The answer lies in the notion of human evolution.

It is a widely accepted fact that mankind evolved in Africa, escaped the continent in miniscule numbers and then colonized the entire planet as he evolved free of the continent's harsh constraints - but when some of his progeny returned to the continent in the 15th and 16th centuries he was a very different kettle of fish. He had evolved with abilities different to those that he left with tens of thousands of years prior. In this way he exposed an asymmetry between peoples.

Of course this did not apply only to Africa; other asymmetries were likewise exposed. So when Francisco Pizarro and a motley crew of a few hundred Spaniards defeated the Inca Emperor Atahualpa in the early 16th century, a model for conquest and subjugation was established in the Western hemisphere as well.

And this process of rediscovery did not end there. It continues to this day with accelerating globalization.

Thus the root cause of “racism” has to be the completion of this circle – the coming face to face with others different from and yet belonging to the same basic species – homo sapiens.

To then dictate what people are required to think, articulate and write about in a heterogeneous population – or to “legislate against racism” as per the current ruling party discussion in South Africa – amounts to the destruction of fundamental democratic principles. In attempting to police and control not just public discourse but what people think, shows a flagrant disregard for the values of an open society, the principle of freedom of association (which includes the rejection or avoidance of others if one so chooses!) and sovereignty of the individual.

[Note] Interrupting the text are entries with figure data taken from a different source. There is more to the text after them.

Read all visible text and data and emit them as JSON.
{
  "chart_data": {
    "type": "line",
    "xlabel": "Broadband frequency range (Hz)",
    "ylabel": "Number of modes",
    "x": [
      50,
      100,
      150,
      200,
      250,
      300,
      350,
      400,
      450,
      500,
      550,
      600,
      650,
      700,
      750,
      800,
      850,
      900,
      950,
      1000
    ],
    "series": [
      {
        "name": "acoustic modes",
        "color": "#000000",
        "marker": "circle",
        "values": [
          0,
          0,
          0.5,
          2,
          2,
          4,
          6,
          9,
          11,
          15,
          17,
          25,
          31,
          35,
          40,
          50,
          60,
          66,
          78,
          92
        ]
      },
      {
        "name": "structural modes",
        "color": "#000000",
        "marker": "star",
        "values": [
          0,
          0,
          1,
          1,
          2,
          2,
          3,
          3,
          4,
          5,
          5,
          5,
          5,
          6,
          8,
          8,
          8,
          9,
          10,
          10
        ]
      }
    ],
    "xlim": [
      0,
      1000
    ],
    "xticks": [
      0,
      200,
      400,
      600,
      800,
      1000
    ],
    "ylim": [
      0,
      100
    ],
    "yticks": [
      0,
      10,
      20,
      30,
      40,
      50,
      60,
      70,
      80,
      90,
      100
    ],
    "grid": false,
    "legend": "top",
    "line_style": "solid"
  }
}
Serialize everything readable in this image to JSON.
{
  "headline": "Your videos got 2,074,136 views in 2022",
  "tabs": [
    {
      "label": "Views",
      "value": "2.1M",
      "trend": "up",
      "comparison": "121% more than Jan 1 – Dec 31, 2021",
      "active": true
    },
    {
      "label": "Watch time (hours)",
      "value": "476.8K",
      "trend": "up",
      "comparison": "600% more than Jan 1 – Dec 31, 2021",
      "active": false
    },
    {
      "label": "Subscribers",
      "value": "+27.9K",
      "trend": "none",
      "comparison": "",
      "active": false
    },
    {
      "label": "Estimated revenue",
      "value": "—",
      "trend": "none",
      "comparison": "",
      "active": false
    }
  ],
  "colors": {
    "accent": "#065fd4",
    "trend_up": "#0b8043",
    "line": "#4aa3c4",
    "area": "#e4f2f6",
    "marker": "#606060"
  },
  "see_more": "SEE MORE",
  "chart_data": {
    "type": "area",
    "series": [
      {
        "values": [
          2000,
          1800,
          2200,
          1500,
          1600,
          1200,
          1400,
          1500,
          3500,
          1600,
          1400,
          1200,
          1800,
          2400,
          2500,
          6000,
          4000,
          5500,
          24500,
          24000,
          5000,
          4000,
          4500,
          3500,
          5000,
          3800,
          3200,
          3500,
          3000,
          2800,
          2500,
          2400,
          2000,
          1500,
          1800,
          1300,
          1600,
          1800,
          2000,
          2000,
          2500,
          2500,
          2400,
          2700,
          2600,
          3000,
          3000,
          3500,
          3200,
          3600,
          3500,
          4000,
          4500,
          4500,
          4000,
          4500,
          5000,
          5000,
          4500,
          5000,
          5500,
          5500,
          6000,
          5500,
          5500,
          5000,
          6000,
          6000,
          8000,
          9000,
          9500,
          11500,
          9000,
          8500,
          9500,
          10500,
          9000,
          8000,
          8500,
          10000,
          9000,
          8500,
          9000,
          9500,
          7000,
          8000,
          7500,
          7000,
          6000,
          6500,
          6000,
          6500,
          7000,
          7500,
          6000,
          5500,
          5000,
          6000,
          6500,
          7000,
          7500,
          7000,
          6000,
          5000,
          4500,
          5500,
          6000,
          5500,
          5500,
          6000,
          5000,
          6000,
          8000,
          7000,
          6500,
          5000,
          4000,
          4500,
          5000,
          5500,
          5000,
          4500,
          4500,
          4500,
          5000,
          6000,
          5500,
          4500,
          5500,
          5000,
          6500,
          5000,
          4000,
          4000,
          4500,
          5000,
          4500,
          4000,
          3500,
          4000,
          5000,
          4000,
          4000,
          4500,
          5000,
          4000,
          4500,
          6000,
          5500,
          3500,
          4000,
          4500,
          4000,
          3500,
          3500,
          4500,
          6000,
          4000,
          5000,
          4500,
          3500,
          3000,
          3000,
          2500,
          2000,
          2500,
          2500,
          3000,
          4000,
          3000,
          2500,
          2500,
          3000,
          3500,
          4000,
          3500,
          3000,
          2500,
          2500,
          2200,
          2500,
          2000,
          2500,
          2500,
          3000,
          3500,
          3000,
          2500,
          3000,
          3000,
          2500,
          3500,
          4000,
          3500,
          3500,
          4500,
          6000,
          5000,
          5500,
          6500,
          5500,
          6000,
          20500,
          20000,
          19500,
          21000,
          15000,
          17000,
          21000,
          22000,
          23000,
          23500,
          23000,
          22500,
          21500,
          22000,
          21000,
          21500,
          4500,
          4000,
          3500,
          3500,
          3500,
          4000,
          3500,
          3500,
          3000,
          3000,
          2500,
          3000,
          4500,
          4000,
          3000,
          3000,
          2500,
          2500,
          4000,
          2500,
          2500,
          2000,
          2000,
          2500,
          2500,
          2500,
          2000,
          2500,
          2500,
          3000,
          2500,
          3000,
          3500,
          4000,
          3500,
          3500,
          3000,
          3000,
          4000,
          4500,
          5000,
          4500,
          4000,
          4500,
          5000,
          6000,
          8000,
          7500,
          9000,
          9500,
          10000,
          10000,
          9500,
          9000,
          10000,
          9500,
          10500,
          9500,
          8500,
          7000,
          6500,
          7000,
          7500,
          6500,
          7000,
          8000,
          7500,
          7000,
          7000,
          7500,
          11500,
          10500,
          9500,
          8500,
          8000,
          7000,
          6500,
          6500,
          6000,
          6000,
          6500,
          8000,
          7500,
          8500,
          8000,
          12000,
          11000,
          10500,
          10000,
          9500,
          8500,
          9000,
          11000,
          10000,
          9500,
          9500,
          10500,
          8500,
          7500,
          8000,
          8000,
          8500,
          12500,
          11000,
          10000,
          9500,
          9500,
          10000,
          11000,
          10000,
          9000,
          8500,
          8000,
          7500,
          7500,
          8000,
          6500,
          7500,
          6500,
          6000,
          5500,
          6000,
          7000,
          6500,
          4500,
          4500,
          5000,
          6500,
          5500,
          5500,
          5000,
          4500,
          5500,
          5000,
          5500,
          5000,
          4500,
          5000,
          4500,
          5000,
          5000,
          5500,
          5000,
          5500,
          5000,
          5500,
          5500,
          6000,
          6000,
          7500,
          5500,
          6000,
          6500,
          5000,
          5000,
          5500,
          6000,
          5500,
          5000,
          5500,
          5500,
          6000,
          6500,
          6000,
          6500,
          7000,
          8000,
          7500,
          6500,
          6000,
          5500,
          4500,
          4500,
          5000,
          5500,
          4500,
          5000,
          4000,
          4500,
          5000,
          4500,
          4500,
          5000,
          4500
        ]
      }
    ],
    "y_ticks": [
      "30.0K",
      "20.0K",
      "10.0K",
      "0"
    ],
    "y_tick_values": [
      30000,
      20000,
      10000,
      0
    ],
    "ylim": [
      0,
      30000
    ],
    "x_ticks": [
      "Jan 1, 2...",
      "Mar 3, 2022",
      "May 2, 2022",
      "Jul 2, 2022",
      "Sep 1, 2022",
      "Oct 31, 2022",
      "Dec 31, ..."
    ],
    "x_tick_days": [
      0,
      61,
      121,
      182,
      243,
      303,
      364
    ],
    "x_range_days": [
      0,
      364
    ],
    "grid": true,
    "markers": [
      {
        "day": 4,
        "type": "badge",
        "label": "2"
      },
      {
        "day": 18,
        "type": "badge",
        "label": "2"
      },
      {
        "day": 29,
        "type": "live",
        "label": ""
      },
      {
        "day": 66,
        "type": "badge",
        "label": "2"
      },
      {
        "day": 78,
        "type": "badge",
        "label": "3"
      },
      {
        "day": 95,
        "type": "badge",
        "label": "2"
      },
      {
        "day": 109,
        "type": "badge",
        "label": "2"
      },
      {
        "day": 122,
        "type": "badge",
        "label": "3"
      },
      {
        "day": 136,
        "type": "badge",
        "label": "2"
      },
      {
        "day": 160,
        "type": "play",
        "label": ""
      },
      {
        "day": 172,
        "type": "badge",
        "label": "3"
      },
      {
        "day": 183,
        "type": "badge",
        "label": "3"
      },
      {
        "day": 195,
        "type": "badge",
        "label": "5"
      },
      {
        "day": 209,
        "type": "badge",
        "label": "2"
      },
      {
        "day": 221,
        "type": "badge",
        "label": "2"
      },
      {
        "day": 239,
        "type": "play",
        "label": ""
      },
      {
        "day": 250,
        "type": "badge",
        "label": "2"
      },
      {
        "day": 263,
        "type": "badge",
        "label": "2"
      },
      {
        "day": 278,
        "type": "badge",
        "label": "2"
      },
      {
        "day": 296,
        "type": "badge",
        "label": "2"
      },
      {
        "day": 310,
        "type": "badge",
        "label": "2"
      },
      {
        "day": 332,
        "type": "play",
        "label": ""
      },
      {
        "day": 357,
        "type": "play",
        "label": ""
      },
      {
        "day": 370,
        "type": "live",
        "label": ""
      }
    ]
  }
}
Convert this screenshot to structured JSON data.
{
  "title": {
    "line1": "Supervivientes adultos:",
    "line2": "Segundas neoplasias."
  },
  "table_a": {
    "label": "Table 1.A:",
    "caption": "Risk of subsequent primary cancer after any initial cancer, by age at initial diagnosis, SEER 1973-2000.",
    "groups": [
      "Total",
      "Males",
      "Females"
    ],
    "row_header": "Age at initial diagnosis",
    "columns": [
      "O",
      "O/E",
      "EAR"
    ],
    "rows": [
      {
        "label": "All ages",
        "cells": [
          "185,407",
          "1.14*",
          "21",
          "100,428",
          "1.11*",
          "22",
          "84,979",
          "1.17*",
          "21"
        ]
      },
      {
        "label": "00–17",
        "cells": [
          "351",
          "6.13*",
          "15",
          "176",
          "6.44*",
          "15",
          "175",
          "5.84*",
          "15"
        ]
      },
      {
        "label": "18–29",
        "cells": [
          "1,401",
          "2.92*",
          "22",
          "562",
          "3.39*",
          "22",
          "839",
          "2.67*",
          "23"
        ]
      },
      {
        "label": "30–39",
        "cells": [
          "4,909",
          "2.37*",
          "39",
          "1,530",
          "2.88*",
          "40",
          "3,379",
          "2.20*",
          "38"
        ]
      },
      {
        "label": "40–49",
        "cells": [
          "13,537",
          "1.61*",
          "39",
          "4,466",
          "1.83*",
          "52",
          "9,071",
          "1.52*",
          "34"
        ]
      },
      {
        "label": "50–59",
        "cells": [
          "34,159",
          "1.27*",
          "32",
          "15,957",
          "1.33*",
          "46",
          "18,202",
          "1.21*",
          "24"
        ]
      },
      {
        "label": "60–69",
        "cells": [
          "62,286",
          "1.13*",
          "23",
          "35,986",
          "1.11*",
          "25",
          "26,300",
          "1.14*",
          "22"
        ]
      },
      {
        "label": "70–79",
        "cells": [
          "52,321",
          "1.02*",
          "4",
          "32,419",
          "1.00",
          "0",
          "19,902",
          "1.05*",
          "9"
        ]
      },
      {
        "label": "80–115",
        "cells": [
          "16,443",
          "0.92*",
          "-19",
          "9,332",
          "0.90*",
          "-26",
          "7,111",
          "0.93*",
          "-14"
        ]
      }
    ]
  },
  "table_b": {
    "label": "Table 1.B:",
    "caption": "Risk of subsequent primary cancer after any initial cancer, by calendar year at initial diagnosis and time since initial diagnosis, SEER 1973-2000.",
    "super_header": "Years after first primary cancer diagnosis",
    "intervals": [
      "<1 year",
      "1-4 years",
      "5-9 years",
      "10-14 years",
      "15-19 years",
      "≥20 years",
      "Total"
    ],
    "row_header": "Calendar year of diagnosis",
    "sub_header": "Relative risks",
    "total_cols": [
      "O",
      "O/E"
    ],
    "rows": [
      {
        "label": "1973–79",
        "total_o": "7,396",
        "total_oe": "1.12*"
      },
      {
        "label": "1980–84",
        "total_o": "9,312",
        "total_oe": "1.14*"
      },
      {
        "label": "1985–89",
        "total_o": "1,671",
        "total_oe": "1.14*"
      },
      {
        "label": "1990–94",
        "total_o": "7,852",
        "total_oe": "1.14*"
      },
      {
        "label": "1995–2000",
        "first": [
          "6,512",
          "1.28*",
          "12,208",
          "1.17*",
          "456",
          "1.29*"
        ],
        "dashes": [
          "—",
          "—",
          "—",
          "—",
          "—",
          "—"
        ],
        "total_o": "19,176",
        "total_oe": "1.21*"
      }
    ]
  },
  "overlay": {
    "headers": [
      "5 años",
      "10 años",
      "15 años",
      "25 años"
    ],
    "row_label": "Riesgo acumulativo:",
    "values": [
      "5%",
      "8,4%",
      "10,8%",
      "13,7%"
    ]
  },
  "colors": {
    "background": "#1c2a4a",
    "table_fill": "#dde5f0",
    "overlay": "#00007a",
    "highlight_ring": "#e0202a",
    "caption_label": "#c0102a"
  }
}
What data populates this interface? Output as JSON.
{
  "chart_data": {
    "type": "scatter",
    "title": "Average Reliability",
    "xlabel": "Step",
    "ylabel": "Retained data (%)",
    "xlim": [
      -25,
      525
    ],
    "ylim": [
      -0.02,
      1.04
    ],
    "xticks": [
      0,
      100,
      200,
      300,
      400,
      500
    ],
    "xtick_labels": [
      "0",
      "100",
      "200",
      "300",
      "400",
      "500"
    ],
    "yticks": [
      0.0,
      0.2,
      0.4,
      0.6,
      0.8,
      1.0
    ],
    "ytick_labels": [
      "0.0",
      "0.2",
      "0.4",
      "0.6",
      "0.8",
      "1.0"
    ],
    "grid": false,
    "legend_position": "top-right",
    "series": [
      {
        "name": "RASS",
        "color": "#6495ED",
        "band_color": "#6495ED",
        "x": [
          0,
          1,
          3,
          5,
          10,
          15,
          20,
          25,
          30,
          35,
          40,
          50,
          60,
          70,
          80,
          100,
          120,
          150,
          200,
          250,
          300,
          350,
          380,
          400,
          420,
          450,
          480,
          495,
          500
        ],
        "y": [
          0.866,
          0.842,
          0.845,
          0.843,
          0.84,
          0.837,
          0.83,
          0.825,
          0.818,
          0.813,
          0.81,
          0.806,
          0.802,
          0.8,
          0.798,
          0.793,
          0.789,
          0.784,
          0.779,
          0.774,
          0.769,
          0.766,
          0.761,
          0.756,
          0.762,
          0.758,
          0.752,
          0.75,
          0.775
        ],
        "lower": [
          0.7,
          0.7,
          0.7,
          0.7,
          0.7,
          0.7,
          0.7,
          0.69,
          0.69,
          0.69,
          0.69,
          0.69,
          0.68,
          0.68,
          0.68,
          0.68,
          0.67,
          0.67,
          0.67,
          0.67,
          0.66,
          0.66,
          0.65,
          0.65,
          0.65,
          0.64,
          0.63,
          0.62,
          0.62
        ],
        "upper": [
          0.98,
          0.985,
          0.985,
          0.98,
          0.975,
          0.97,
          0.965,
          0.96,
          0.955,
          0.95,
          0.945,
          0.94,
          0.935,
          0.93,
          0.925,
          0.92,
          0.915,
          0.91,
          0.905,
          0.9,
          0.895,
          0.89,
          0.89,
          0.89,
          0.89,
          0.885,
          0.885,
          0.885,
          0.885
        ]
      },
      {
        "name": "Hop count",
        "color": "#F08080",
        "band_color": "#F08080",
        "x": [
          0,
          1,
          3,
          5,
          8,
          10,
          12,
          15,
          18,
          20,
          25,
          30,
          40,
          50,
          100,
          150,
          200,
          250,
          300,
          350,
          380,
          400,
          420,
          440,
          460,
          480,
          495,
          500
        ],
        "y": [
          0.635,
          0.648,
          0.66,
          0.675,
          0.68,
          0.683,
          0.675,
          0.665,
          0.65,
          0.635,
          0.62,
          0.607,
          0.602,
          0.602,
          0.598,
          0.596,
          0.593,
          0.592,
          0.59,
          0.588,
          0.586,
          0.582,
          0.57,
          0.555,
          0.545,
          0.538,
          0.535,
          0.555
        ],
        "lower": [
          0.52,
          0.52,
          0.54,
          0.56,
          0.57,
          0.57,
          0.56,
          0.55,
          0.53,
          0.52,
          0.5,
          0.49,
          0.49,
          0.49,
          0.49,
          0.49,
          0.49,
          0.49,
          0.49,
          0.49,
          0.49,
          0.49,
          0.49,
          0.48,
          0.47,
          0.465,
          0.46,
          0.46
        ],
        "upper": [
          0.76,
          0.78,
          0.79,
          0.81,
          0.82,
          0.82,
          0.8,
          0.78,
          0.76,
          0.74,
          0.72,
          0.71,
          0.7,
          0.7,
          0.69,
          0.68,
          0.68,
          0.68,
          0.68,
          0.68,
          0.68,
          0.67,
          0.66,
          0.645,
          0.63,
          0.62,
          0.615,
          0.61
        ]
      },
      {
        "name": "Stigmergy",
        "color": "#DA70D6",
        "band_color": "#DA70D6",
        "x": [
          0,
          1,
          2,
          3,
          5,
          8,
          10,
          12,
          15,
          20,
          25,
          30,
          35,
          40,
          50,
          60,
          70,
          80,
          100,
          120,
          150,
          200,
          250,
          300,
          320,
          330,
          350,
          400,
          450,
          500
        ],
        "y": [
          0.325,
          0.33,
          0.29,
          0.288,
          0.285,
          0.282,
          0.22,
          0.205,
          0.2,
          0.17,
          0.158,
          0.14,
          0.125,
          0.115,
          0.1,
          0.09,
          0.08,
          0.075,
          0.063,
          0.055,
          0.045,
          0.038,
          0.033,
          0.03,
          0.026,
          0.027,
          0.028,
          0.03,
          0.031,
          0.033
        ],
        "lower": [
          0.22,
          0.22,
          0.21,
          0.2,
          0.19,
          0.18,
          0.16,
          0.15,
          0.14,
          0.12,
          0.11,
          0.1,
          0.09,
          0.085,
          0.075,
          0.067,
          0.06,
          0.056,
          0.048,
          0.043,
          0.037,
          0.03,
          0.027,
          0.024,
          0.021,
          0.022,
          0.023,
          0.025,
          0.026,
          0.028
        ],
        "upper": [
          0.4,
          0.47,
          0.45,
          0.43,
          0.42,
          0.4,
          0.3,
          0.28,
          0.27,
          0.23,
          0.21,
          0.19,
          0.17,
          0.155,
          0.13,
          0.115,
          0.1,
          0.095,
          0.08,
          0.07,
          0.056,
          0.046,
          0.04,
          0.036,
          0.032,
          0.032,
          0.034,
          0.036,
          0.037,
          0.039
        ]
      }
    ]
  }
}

Racism is not a sin. It is a state of mind born of many factors; social, familial, societal, historical, cultural - and both personal and group experience. And it takes many forms – some innocuous, others malignant.

None of these can be changed by passing laws and exercising coercion over people. The notion of “legislating against racism” holds us up to public ridicule.

It also betrays a mindset that fully explains the nation’s pathetic socio economic trajectory. Laws solve nothing - people do.

And we have had the wrong people in charge.

With two consecutive presidents playing the “racism” card against whites - the current one sometimes calling for his machine gun to turn on them at public rallies – it seems that we can look forward to neither inspired leadership nor any moderation in this dysfunctional debate.